Iftikhar laughed…a rough sudden laugh that bordered on madness. “I heard the wails of a cat. Right behind me. Except wherever I turned, the cries were always behind me.” His voice had become very thick, as if his tongue had dried up. He held up the back of his hands. There were raw splotches on them, as if they’d been burnt. “And that’s when the blood started to fall,” he whispered. “All around me…tiny red drops that fell from the trees and made the green forest grass curl up and turn yellow. They fell on me and felt like hot beads of fire.” His voice trailed off.

“And then you ran?”

Iftikhar nodded, and said slowly, “Am I still dreaming? Are you a dream? Is this all just a sick double dream?”
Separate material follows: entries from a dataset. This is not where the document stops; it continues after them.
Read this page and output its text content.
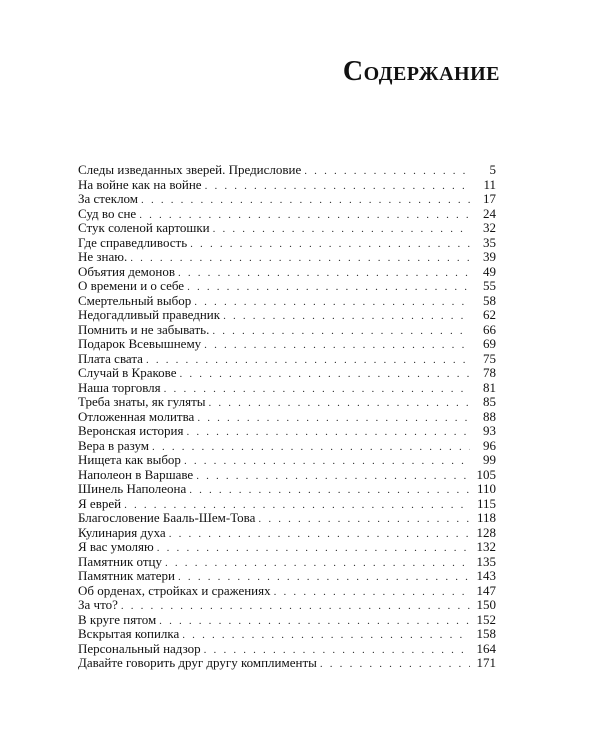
Содержание
Следы изведанных зверей. Предисловие . . .	5
На войне как на войне . . .	11
За стеклом . . .	17
Суд во сне . . .	24
Стук соленой картошки . . .	32
Где справедливость . . .	35
Не знаю. . . .	39
Объятия демонов . . .	49
О времени и о себе . . .	55
Смертельный выбор . . .	58
Недогадливый праведник . . .	62
Помнить и не забывать. . . .	66
Подарок Всевышнему . . .	69
Плата свата . . .	75
Случай в Кракове . . .	78
Наша торговля . . .	81
Треба знаты, як гуляты . . .	85
Отложенная молитва . . .	88
Веронская история . . .	93
Вера в разум . . .	96
Нищета как выбор . . .	99
Наполеон в Варшаве . . .	105
Шинель Наполеона . . .	110
Я еврей . . .	115
Благословение Бааль-Шем-Това . . .	118
Кулинария духа . . .	128
Я вас умоляю . . .	132
Памятник отцу . . .	135
Памятник матери . . .	143
Об орденах, стройках и сражениях . . .	147
За что? . . .	150
В круге пятом . . .	152
Вскрытая копилка . . .	158
Персональный надзор . . .	164
Давайте говорить друг другу комплименты . . .	171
The old man winked. “Ahh lad, strange are those times when your dreams become your demons.” He laughed. “Come come, get up! You’re a mess. You should clean yourself up.” But Iftikhar wasn’t listening. He was studying the dust-covered floor with growing terror. As his body turned ice cold, he realized that the only footsteps in the dust were his own.

He looked up at the man and groaned. The old man was grinning at him with rotten, crooked teeth. He spoke, and Iftikhar suddenly realized that his breath smelled as dank as the grave. “What if some dreams become real?” He said. “What would you do then?”
And with that, the old man suddenly disappeared. The candle dropped in mid-air and gutted itself out.

In the darkness of the house and silence of the nearby forest, Iftikhar heard the wails of a cat somewhere behind him. There was another sound above him…something wet and trickling.

Much like the sound of hot, running blood, collecting together into one big drop.